The Sugar Industry, in addition to being an economic engine for Guatemala, is an ally of sustainable development and there are various initiatives and projects in the environmental, social, and economic areas, through which the sector supports compliance with the Sustainable Development Goals (SDG), of the United Nations Organization (UN) and this Thursday, the Guatemalan Sugar Producers Association (Asazgua) presented the Case Studies that detail these contributions.
The event was attended by Mr. Ivan Vera, UN Senior Consultant; Alfredo Vila, President of Asazgua; Luis Miguel Paiz, General Manager of Asazgua; Mr. Ricardo Rapallo, Ad Interim Resident Coordinator of the United Nations in Guatemala; as well as representatives of the diplomatic corps, public officials, and managers of Asazgua.
“Our sector is a key actor in the development of the country and therefore our responsibility is also great. We understand our role as generators of opportunities and prosperity for millions of people in Guatemala,
but we also assume the responsibility of doing so by generating decent employment, promoting development in communities, taking advantage of and using natural resources in a sustainable manner, and for this we have implemented concrete actions, such as precision agriculture techniques, use and development of technologies in our processes, water reuse, renewable energy generation, among others”, commented Alfredo Vila, president of Asazgua.

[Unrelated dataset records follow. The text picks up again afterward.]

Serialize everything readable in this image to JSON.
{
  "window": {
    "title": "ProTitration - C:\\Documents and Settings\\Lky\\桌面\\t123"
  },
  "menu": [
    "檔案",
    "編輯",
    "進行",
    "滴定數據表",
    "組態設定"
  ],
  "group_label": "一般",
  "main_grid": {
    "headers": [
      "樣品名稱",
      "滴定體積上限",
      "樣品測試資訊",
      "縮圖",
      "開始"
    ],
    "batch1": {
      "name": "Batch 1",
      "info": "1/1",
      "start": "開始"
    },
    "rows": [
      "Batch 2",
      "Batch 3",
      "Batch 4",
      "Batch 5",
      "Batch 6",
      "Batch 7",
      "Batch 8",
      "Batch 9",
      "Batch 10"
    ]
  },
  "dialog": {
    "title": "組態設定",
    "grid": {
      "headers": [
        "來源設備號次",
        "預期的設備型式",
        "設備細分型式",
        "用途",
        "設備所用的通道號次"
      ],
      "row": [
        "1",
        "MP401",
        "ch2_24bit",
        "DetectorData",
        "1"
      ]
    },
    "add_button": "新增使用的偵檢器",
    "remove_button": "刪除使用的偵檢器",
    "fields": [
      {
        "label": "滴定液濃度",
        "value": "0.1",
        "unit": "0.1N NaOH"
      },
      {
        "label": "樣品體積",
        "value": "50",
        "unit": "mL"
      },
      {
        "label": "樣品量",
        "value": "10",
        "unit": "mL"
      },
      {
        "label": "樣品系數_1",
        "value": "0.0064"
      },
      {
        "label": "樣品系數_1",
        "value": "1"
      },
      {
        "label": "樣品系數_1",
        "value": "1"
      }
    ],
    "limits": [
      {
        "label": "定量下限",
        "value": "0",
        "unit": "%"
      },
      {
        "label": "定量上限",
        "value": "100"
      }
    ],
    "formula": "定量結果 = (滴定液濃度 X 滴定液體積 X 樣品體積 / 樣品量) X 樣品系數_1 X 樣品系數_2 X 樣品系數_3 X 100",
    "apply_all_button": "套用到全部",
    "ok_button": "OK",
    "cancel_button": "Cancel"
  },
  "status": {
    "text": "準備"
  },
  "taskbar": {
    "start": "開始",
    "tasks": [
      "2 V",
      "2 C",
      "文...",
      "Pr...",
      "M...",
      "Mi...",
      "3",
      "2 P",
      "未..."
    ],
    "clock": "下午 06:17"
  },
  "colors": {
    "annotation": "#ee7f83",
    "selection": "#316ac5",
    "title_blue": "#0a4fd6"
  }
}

The SDGs were adopted by the United Nations in 2015 as a universal call to end poverty, protect the planet and ensure that by 2030 all people enjoy peace and prosperity.
The Guatemalan Sugar Industry, as a member of the United Nations Network for Sustainable Solutions in Water and Energy, presented 17 case studies on the contributions of the sector to the fulfillment of the Sustainable Development Goals, as well as the Guild Sustainability Report under the GRI methodology.

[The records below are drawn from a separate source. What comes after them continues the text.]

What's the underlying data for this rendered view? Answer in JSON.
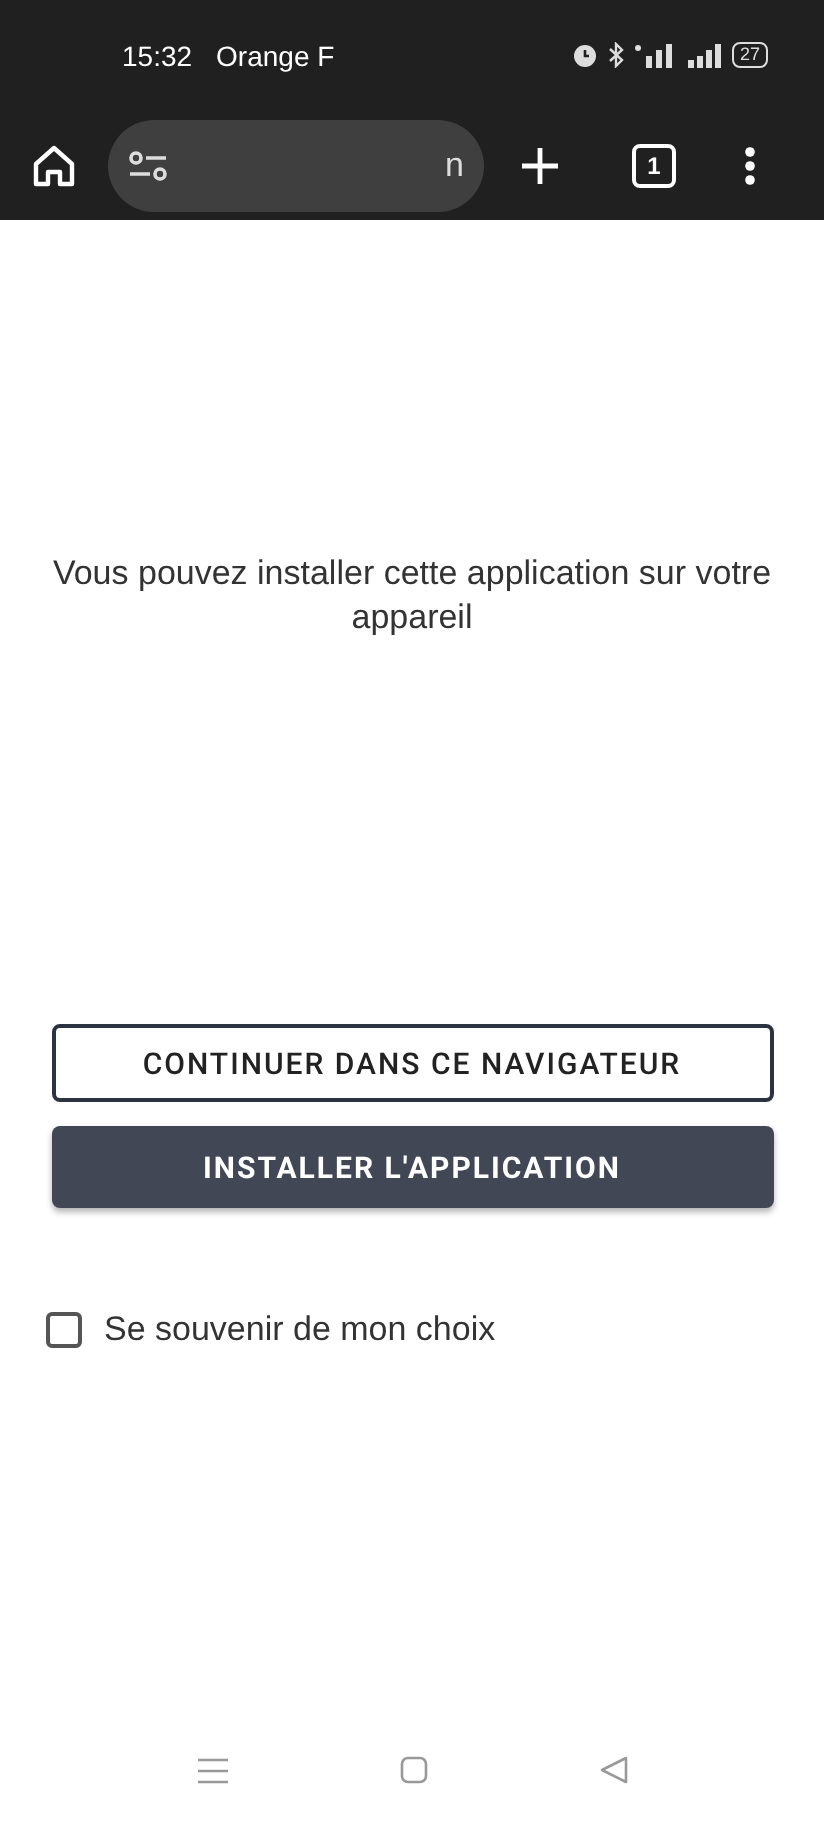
{
  "status_bar": {
    "time": "15:32",
    "carrier": "Orange F",
    "battery": "27"
  },
  "toolbar": {
    "address": "n",
    "tab_count": "1"
  },
  "message": "Vous pouvez installer cette application sur votre appareil",
  "buttons": [
    {
      "label": "CONTINUER DANS CE NAVIGATEUR",
      "kind": "outlined"
    },
    {
      "label": "INSTALLER L'APPLICATION",
      "kind": "filled"
    }
  ],
  "remember": {
    "label": "Se souvenir de mon choix",
    "checked": false
  }
}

SDG compliance economic axis:
- Each year more than 55,000 direct jobs and 278,000 indirect jobs are generated in dignified and decent conditions. The value chain of the Sugar Industry reaches more than 6,000 companies -small, medium and large-, which are suppliers of goods and services, which in turn generate opportunities for thousands of families.
- The economic footprint of Sugar in Guatemala is USD1,568 million per year, this economic benefit reaches 90% of the country’s municipalities. Every year USD375 million are distributed in wages and salaries.
- Guatemala is the third largest sugar producer in Latin America, and the sixth worldwide. It also ranks third in productivity of tons of sugar per hectare globally.
- The products of the sugar industry represent the second place of agro-industrial exports in the country.
- The sugarcane bagasse or the biomass that remains after the juice is extracted to produce sugar, is used for the generation of renewable energy and contributes to the national interconnected system around 30% of the electricity that the country consumes during the Zafra.
SDG compliance social axis:
- The Sugar Foundation -Fundazucar-promotes social programs focused on the areas of health, education, and municipal strengthening, through a self-management model that promotes the empowerment and citizen participation of women, youth, teachers, health professionals, community leaders and local authorities.
- Through the Better Families program, Food and Nutrition Security, self-esteem, self-management, and leadership are promoted in women as agents of change for the development and well-being of their families.
- The Health Comes First program trains health professionals at the first level of care in the municipalities of the South of Guatemala to develop technical skills with the purpose of improving service and promoting preventive health.
- Through the Fundazucar medical clinics, access to healthcare is facilitated for thousands of people in the south of the country.
- Since 1976, the fortification of sugar with Vitamin A has been essential to combat childhood blindness caused by deficiency of this micronutrient.
- Study opportunities are provided for young people between the ages of 15 and 25 so that they can study in technical or university careers. The goal of these scholarships is to provide them with opportunities to lift themselves out of poverty.
SDG compliance environmental axis:
- The sugar industry has invested in research and development with the Guatemalan Sugar Cane Research Center -Cengicaña-, which among its main functions is the development and promotion of good practices for cane cultivation, sugar production and other by-products, as well as the promotion of precision agriculture and crop adaptation to climate variability.
- The Water Footprint of Guatemalan sugarcane producers is 45% lower than the world average, according to the study of the Water Footprint of sugarcane.
- In a joint effort between ICC, community members, local authorities, and the sugar sector, since 2010 the program for the recovery and conservation of forests in the basins of the Pacific slope has been carried out. 7.7 million trees have been produced, which contributes to water recharge, biodiversity, among other functions for flora and fauna.
- The Sugar Industry actively participates in technical water tables on the south of Guatemala with communities, local authorities, government institutions, human rights organizations, and other agricultural producers, for the coordinated and responsible use of river water. It is a unique organizational model in the country.
- Cengicaña scientists developed the Cengiriegos application, which allows the crop to apply only the amount of water it needs, depending on the type of soil, the age of the plant and the climatic conditions.
- Use of water recirculation systems in factories for its reuse and optimization.